Martenot au fil du net...

[26/11/2008] - Olivier Messiaen, le centenaire (1908-2008) Arte, les 14 et 15 décembre 2008

Publié par Martenot

Voir en ligne :

http://www.classiquenews.com/voir/l...

Arte

Dimanche 14 décembre 2008 à 19h

Lundi 15 décembre 2008 à 22h45

Messiaen l’immortel

JPEG - 20.9 ko

Olivier Messiaen aurait soufflé le 10 décembre 2008 ses 100 ans. Arte commémore cet événement et la carrière comme l’oeuvre du plus grand compositeur français du XXème siècle. Son oeuvre spectaculaire autant que fracassante, qui suscita un beau scandale lors de sa création française (après celle américaine en décembre 1949) au festival d’Aix en Provence 1950, la Turangalîla Symphonie impose le tempérament d’un compositeur ivre de Dieu, qui se disait surtout rythmicien et synopsiste.

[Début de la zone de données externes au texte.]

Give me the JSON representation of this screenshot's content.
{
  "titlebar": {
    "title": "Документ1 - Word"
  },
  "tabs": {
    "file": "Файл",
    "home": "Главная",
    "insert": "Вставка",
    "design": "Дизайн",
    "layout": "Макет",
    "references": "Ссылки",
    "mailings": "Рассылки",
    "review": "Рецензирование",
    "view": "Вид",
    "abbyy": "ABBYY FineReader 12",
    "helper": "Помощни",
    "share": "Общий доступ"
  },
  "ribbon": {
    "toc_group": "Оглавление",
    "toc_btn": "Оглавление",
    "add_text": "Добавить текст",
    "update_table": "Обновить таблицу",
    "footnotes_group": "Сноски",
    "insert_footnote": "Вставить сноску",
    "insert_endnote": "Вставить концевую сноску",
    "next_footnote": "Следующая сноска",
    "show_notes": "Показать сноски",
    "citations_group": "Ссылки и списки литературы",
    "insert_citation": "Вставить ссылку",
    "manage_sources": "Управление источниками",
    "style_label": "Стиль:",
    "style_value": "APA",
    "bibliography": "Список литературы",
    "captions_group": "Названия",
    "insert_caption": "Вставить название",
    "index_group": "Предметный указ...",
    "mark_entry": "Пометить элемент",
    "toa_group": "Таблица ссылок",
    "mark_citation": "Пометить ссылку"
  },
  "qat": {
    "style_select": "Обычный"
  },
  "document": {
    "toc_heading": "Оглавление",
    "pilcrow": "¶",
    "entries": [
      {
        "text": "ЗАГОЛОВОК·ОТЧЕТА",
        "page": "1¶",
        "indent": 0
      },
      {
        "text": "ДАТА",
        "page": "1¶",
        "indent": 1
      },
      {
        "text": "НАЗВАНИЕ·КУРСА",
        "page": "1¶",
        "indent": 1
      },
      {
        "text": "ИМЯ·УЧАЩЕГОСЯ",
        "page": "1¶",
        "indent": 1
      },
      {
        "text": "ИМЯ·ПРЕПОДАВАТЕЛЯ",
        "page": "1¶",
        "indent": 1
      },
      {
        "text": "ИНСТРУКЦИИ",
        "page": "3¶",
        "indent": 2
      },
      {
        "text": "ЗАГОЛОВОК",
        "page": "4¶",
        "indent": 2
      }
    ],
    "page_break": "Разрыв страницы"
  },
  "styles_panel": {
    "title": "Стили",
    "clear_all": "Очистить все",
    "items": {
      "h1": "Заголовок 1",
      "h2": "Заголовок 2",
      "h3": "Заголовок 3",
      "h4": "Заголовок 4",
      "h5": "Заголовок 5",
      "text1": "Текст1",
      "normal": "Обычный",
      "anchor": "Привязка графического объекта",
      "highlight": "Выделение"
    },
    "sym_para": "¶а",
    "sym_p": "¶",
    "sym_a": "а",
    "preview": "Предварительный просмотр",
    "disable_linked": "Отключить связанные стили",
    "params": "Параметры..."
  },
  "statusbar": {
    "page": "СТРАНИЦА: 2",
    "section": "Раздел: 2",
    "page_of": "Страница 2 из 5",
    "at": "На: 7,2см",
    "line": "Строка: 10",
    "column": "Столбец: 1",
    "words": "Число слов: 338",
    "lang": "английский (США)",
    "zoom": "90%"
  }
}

Arte diffuse le 14 décembre à 19h, la partition scandaleuse enregistrée lors d’un concert filmé à Paris, Salle Pleyel le 3 octobre 2008, puis le lendemain, retransmet un portrait d’Olivier Messiaen par Olivier Mille, où le passionné d’oiseaux, qui transcrivit tous les chants de nos chers volatiles, précise sa pensée musicale... sur le motif.

Concert

Dimanche 14 décembre 2008 à 19h

JPEG - 21.7 ko

Turangalîla-Symphonie. Roger Muraro, piano, Valérie Hartmann-Claverie, ondes Martenot sous la direction de Myung-Whun Chung à la tête du Philharmonique de Radio France jouent la partition de Messiaen lors de ce concert parisien filmé à la Salle Pleyel, le 3 octobre 2008 par Andy Sommer. Composée entre 1946 et 1948, commande du chef d’orchestre Serge Koussevitsky. La création eut lieu le 2 décembre 1949 sous la direction de Leonard Bernstein à la tête du Symphonique de Boston, avec Yvonne Loriod (piano) et Ginette Martenot (ondes Martenot). Narration proche et lointaine à la fois du poème symphonique romantique, la Symphonie raconte l’amour de Tristan et Yseult. Turangalîla désigne en sanskrit tout ce qu’amour suscite : vie et mort, temps, mouvement, rythme et vie, chant d’amour... L’œuvre emporte l’auditeur par sa transe radicale : une émanation musicale de l’énergie amoureuse, superbe et magnifique jubilation qui transcende ceux qui le vivent, exaltent ceux qui le voient, terrassent ceux qui en sont jaloux... Mais toute passion amoureuse n’est qu’un pâle reflet du véritable amour : l’amour divin. D’après Messiaen, l’œuvre exige du piano l’une des parties les plus virtuoses qu’il a jamais écrite. Ce pourrait donc être aussi un Concerto pour piano.

Portrait

Lundi 15 décembre 2008 à 22h45

JPEG - 19.5 ko

Portrait d’Olivier Messiaen par Olivier Mille. "La Liturgie de Cristal" (2002, 1h). après Debussy et Ravel, Messiaen interroge formes, couleurs, rythmes, durées, modes, timbres. Sa grande culture pas seulement musicale car il maîtrise aussi l’histoire de l’art et des peintres, en connaisseur des couleurs, s’intéressa comme personne aux oiseaux (il fut aussi un ornithologue reconnu, recherché), impose tout autant que le compositeur, les leçons du pédagogue. Dans sa classe se trouvent les chercheurs de la seconde moitié du XXème siècle : Boulez, Pierre Henry, Stockhausen, Xenakis... Dans les bois, l’ornitologue compositeur recherche et trouve l’alouette Lulu, la grive musicienne, le Rossignol, le loriot magicien...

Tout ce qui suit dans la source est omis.